While the deal was in demand during bookbuilding and trading with a nominal premium in the aftermarket, some sources opted out of the deal.

There is a concern about the chemical company’s fundamentals, in particular its medium-term cash flows which support the payment of the notes, a source said.

GrafTech priced a $500 million issue of the 4 5/8% notes at par on Tuesday.

Pricing came at the tight end of revised yield talk in the 4¾% area, which tightened from earlier talk in the 5% area.

Initial guidance was 5¼% to 5½%.

OneMain’s 4% senior notes due 2030 were among the most actively traded issues during Wednesday’s session.

However, the notes were trading with a nominal premium.

They were largely trading in the par 1/8 to par 3/8 context throughout Wednesday’s session with more than $90 million in reported volume.

OneMain priced an upsized $850 million, from $500 million, issue of the 4% notes at par on Tuesday.

Pricing came tighter than talk for a yield in the 4¼% area. Initial guidance was 4 3/8% to 4½%.

$515 million Tuesday outflows

High-yield ETFs sustained $515 million of outflows on Tuesday, the most recent session for which data was available, according to a market source.

Actively managed high-yield funds were positive on the day, posting $30 million of inflows on Tuesday, the source added.

Indexes

Indexes were flat to down on Wednesday.

The KDP High Yield Daily index was up 2 points to close the day at 68.56 with the yield now 4.54%.
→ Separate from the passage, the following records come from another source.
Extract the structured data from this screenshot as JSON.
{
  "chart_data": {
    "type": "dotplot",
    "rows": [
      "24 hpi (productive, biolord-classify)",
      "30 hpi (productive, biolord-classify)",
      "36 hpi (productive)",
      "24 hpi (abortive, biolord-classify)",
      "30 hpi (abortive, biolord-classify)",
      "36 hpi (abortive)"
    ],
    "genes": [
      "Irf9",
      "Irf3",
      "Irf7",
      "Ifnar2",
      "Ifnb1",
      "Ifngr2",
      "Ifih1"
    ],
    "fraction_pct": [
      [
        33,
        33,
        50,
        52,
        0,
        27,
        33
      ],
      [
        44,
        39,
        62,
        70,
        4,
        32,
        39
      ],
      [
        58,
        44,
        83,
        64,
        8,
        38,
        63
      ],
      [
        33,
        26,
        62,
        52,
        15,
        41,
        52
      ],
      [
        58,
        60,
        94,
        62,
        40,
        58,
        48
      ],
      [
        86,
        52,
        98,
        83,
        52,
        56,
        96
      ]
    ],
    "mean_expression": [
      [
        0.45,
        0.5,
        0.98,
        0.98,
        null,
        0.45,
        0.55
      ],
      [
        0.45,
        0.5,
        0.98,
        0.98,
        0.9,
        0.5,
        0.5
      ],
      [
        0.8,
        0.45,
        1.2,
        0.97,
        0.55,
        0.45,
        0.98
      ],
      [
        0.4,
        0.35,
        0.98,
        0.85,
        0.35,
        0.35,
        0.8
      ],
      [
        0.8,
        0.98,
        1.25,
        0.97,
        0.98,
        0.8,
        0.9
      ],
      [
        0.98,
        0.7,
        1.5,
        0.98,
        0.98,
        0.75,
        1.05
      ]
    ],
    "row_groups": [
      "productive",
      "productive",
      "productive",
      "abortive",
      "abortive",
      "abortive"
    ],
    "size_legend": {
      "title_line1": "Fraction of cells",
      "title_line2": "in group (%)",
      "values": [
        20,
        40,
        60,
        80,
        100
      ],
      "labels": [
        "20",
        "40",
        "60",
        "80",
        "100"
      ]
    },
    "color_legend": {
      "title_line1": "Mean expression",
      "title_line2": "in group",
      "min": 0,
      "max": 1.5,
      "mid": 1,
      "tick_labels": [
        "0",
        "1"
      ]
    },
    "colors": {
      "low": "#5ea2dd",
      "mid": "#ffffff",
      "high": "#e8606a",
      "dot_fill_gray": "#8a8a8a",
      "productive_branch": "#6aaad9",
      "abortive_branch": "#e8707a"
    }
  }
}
The index was up 2 points on Tuesday and 8 points on Monday.

The ICE BofAML US High Yield index shaved off 4.2 bps with the year-to-date return now 5.195%.

The index was up 7.8 bps on Tuesday and 12 bps on Monday.

The index shot past 5% returns last Friday.

The CDX High Yield 30 index dropped 15 bps to close Wednesday at 109.09.

The index was down 22 bps on Tuesday and 11 bps on Monday.